NullPointerException :
Exception.txt

2020-06-22 19:35:01 INFO  Squerall:144 - - filters: {} for star ?x
2020-06-22 19:35:01 INFO  Squerall:187 - Number of filters of this star is: 0
2020-06-22 19:35:01 INFO  Squerall:206 - single...with ParSet schema: null
2020-06-22 19:35:01 INFO  Squerall:210 - QUERY EXECUTION starting...*/
2020-06-22 19:35:01 INFO  Squerall:211 - DataFrames: Map(?x -> null)
2020-06-22 19:35:01 INFO  Squerall:242 -  Single star query
2020-06-22 19:35:01 INFO  Squerall:248 - --> Needed predicates select: Set((?x,<http://xmlns.com/foaf/0.1/name>), (?x,<http://xmlns.com/foaf/0.1/mbox_sha1sum>))
2020-06-22 19:35:01 INFO  Squerall:277 - --> SELECTED column names: List(x_name_foaf, x_mbox_sha1sum_foaf, x)
2020-06-22 19:35:01 INFO  Squerall:302 - |__ Has distinct? false
Exception in thread "main" java.lang.NullPointerException
        at org.squerall.SparkExecutor.project(SparkExecutor.scala:493)
        at org.squerall.SparkExecutor.project(SparkExecutor.scala:17)
        at org.squerall.Run.application(Run.scala:303)
        at org.squerall.Main$.delayedEndpoint$org$squerall$Main$1(Main.scala:22)
        at org.squerall.Main$delayedInit$body.apply(Main.scala:9)
        at scala.Function0$class.apply$mcV$sp(Function0.scala:34)
        at scala.runtime.AbstractFunction0.apply$mcV$sp(AbstractFunction0.scala:12)
mnmami commented 4 years ago

Hi, we solved the problem but now it seems that Squerall does not support POM with join-conditions. Here are the logs, do you prefer to close this issue and open new one? log_spark.txt log_presto.txt

Yes, please open a separate issue for it for easier traceability. While doing so, please elaborate more on "POM with join-conditions". Thanks.

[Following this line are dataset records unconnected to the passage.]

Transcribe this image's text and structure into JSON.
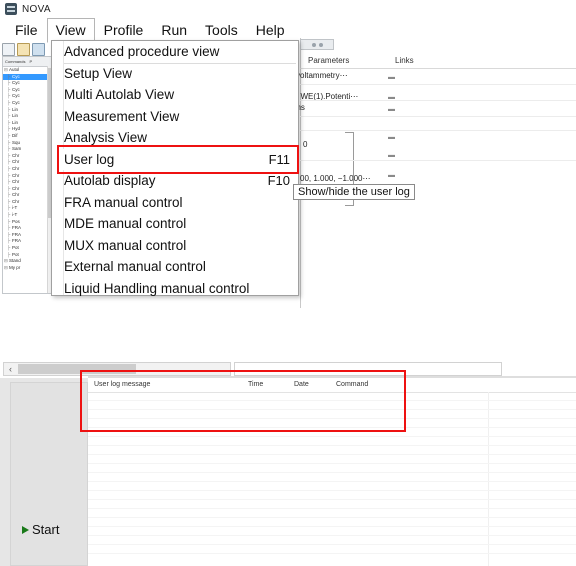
{
  "window": {
    "title": "NOVA",
    "icon": "nova-app-icon"
  },
  "menubar": {
    "items": [
      {
        "label": "File",
        "active": false
      },
      {
        "label": "View",
        "active": true
      },
      {
        "label": "Profile",
        "active": false
      },
      {
        "label": "Run",
        "active": false
      },
      {
        "label": "Tools",
        "active": false
      },
      {
        "label": "Help",
        "active": false
      }
    ]
  },
  "view_menu": {
    "items": [
      {
        "label": "Advanced procedure view",
        "shortcut": "",
        "highlighted": false
      },
      {
        "label": "Setup View",
        "shortcut": "",
        "highlighted": false
      },
      {
        "label": "Multi Autolab View",
        "shortcut": "",
        "highlighted": false
      },
      {
        "label": "Measurement View",
        "shortcut": "",
        "highlighted": false
      },
      {
        "label": "Analysis View",
        "shortcut": "",
        "highlighted": false
      },
      {
        "label": "User log",
        "shortcut": "F11",
        "highlighted": true
      },
      {
        "label": "Autolab display",
        "shortcut": "F10",
        "highlighted": false
      },
      {
        "label": "FRA manual control",
        "shortcut": "",
        "highlighted": false
      },
      {
        "label": "MDE manual control",
        "shortcut": "",
        "highlighted": false
      },
      {
        "label": "MUX manual control",
        "shortcut": "",
        "highlighted": false
      },
      {
        "label": "External manual control",
        "shortcut": "",
        "highlighted": false
      },
      {
        "label": "Liquid Handling manual control",
        "shortcut": "",
        "highlighted": false
      }
    ]
  },
  "tooltip": {
    "text": "Show/hide the user log"
  },
  "commands_tree": {
    "tabs": [
      "Commands",
      "P"
    ],
    "rows": [
      {
        "label": "Autol",
        "selected": false,
        "root": true
      },
      {
        "label": "Cyc",
        "selected": true,
        "root": false
      },
      {
        "label": "Cyc",
        "selected": false,
        "root": false
      },
      {
        "label": "Cyc",
        "selected": false,
        "root": false
      },
      {
        "label": "Cyc",
        "selected": false,
        "root": false
      },
      {
        "label": "Cyc",
        "selected": false,
        "root": false
      },
      {
        "label": "Lin",
        "selected": false,
        "root": false
      },
      {
        "label": "Lin",
        "selected": false,
        "root": false
      },
      {
        "label": "Lin",
        "selected": false,
        "root": false
      },
      {
        "label": "Hyd",
        "selected": false,
        "root": false
      },
      {
        "label": "Dif",
        "selected": false,
        "root": false
      },
      {
        "label": "Squ",
        "selected": false,
        "root": false
      },
      {
        "label": "Sam",
        "selected": false,
        "root": false
      },
      {
        "label": "Chr",
        "selected": false,
        "root": false
      },
      {
        "label": "Chr",
        "selected": false,
        "root": false
      },
      {
        "label": "Chr",
        "selected": false,
        "root": false
      },
      {
        "label": "Chr",
        "selected": false,
        "root": false
      },
      {
        "label": "Chr",
        "selected": false,
        "root": false
      },
      {
        "label": "Chr",
        "selected": false,
        "root": false
      },
      {
        "label": "Chr",
        "selected": false,
        "root": false
      },
      {
        "label": "Chr",
        "selected": false,
        "root": false
      },
      {
        "label": "i-T",
        "selected": false,
        "root": false
      },
      {
        "label": "i-T",
        "selected": false,
        "root": false
      },
      {
        "label": "Pos",
        "selected": false,
        "root": false
      },
      {
        "label": "FRA",
        "selected": false,
        "root": false
      },
      {
        "label": "FRA",
        "selected": false,
        "root": false
      },
      {
        "label": "FRA",
        "selected": false,
        "root": false
      },
      {
        "label": "Pot",
        "selected": false,
        "root": false
      },
      {
        "label": "Pot",
        "selected": false,
        "root": false
      },
      {
        "label": "Stand",
        "selected": false,
        "root": true
      },
      {
        "label": "My pr",
        "selected": false,
        "root": true
      }
    ]
  },
  "procedure_doc": {
    "columns": [
      "Parameters",
      "Links"
    ],
    "lines": [
      "ic voltammetry⋯",
      ", WE(1).Potenti⋯",
      "tions",
      "0",
      "00,  1.000,  −1.000⋯"
    ]
  },
  "user_log": {
    "columns": [
      "User log message",
      "Time",
      "Date",
      "Command"
    ],
    "rows": []
  },
  "run_panel": {
    "start_label": "Start"
  },
  "scrollbar": {
    "left_arrow": "‹"
  },
  "colors": {
    "annotation_red": "#ee1111",
    "selection_blue": "#3399ff",
    "start_green": "#1a7a1a",
    "panel_gray": "#e6e6e6"
  }
}
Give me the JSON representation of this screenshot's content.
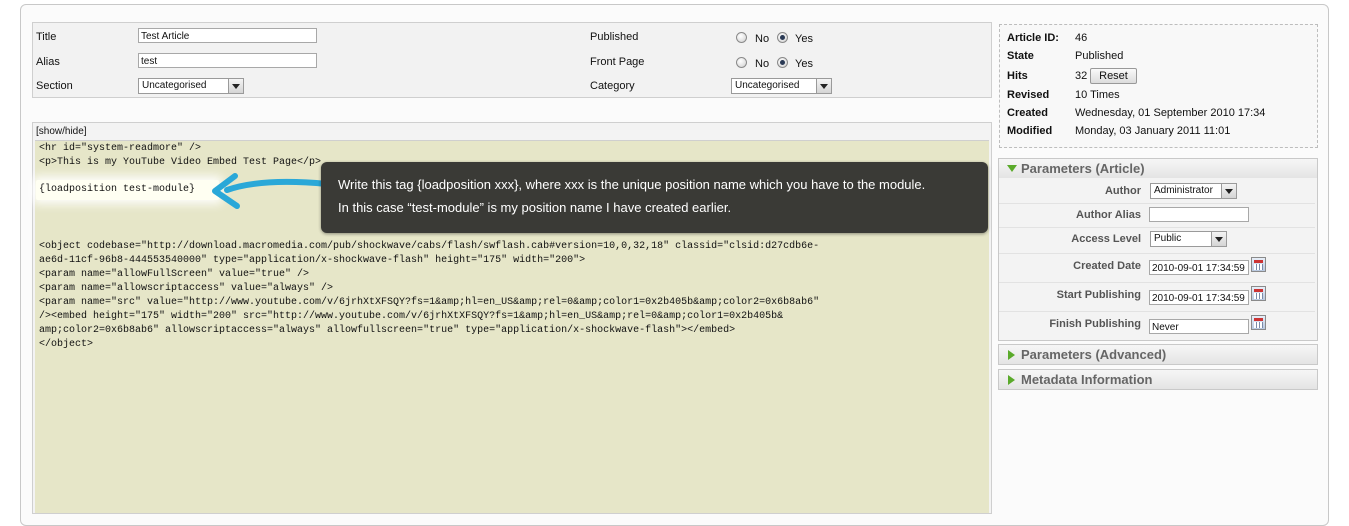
{
  "form": {
    "title_label": "Title",
    "title_value": "Test Article",
    "alias_label": "Alias",
    "alias_value": "test",
    "section_label": "Section",
    "section_value": "Uncategorised",
    "published_label": "Published",
    "frontpage_label": "Front Page",
    "category_label": "Category",
    "category_value": "Uncategorised",
    "no_label": "No",
    "yes_label": "Yes"
  },
  "editor": {
    "toggle_label": "[show/hide]",
    "lines": [
      "<hr id=\"system-readmore\" />",
      "<p>This is my YouTube Video Embed Test Page</p>",
      "{loadposition test-module}",
      "<object codebase=\"http://download.macromedia.com/pub/shockwave/cabs/flash/swflash.cab#version=10,0,32,18\" classid=\"clsid:d27cdb6e-",
      "ae6d-11cf-96b8-444553540000\" type=\"application/x-shockwave-flash\" height=\"175\" width=\"200\">",
      "<param name=\"allowFullScreen\" value=\"true\" />",
      "<param name=\"allowscriptaccess\" value=\"always\" />",
      "<param name=\"src\" value=\"http://www.youtube.com/v/6jrhXtXFSQY?fs=1&amp;hl=en_US&amp;rel=0&amp;color1=0x2b405b&amp;color2=0x6b8ab6\"",
      "/><embed height=\"175\" width=\"200\" src=\"http://www.youtube.com/v/6jrhXtXFSQY?fs=1&amp;hl=en_US&amp;rel=0&amp;color1=0x2b405b&",
      "amp;color2=0x6b8ab6\" allowscriptaccess=\"always\" allowfullscreen=\"true\" type=\"application/x-shockwave-flash\"></embed>",
      "</object>"
    ]
  },
  "tooltip": {
    "line1": "Write this tag {loadposition xxx}, where xxx is the unique position name which you have to the module.",
    "line2": "In this case “test-module” is my position name I have created earlier."
  },
  "info": {
    "article_id_label": "Article ID:",
    "article_id_value": "46",
    "state_label": "State",
    "state_value": "Published",
    "hits_label": "Hits",
    "hits_value": "32",
    "reset_label": "Reset",
    "revised_label": "Revised",
    "revised_value": "10 Times",
    "created_label": "Created",
    "created_value": "Wednesday, 01 September 2010 17:34",
    "modified_label": "Modified",
    "modified_value": "Monday, 03 January 2011 11:01"
  },
  "params": {
    "article_title": "Parameters (Article)",
    "author_label": "Author",
    "author_value": "Administrator",
    "author_alias_label": "Author Alias",
    "access_label": "Access Level",
    "access_value": "Public",
    "created_date_label": "Created Date",
    "created_date_value": "2010-09-01 17:34:59",
    "start_pub_label": "Start Publishing",
    "start_pub_value": "2010-09-01 17:34:59",
    "finish_pub_label": "Finish Publishing",
    "finish_pub_value": "Never",
    "advanced_title": "Parameters (Advanced)",
    "metadata_title": "Metadata Information"
  },
  "colors": {
    "editor_bg": "#e6e6c8",
    "tooltip_bg": "#3a3a36",
    "arrow": "#2aa8d8",
    "panel_triangle": "#5aaa2a"
  }
}
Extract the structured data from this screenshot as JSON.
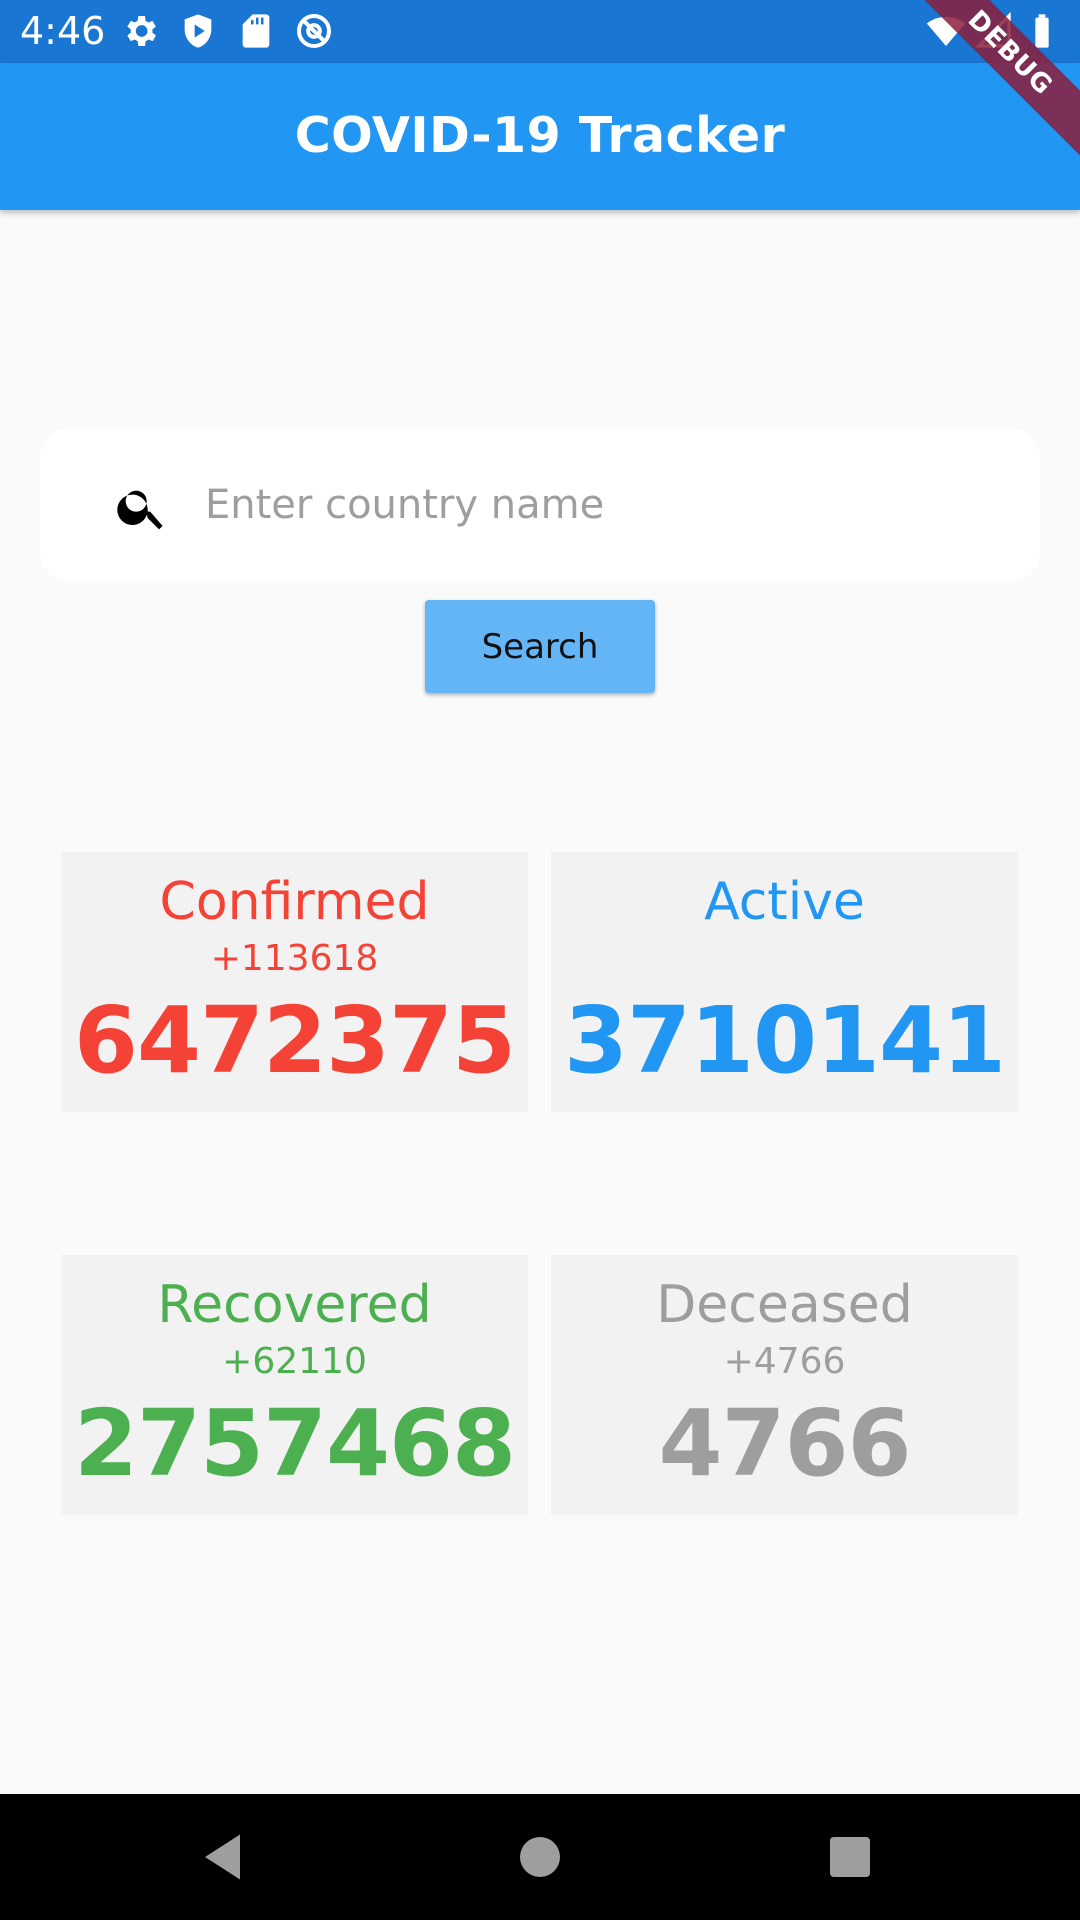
{
  "status_bar": {
    "time": "4:46",
    "left_icons": [
      "settings-icon",
      "shield-play-icon",
      "sd-card-icon",
      "at-sign-icon"
    ],
    "right_icons": [
      "wifi-icon",
      "cell-signal-icon",
      "battery-icon"
    ],
    "background": "#1976d2"
  },
  "debug_banner": "DEBUG",
  "app_bar": {
    "title": "COVID-19 Tracker",
    "background": "#2196f3"
  },
  "search": {
    "placeholder": "Enter country name",
    "value": "",
    "icon": "search-icon",
    "button_label": "Search",
    "button_color": "#64b5f6"
  },
  "stats": {
    "confirmed": {
      "label": "Confirmed",
      "delta": "+113618",
      "total": "6472375",
      "color": "#f44336"
    },
    "active": {
      "label": "Active",
      "delta": "",
      "total": "3710141",
      "color": "#2196f3"
    },
    "recovered": {
      "label": "Recovered",
      "delta": "+62110",
      "total": "2757468",
      "color": "#4caf50"
    },
    "deceased": {
      "label": "Deceased",
      "delta": "+4766",
      "total": "4766",
      "color": "#9e9e9e"
    }
  },
  "nav_bar": {
    "buttons": [
      "back-icon",
      "home-icon",
      "recents-icon"
    ]
  }
}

mnmami commented 4 years ago

@dachafra, it would be good if you could write what solved your problem, so I close this issue with something useful to users with a similar problem.

mnmami commented 4 years ago

@jatoledo, please also open a separate issue. I'll try to help there. Thank you.

dachafra commented 4 years ago

The problem of using the wildcard in the SELECT clause is still open. We solved it projecting all the variables.

mnmami commented 4 years ago

I see. Could you open an issue for the support of wildcard?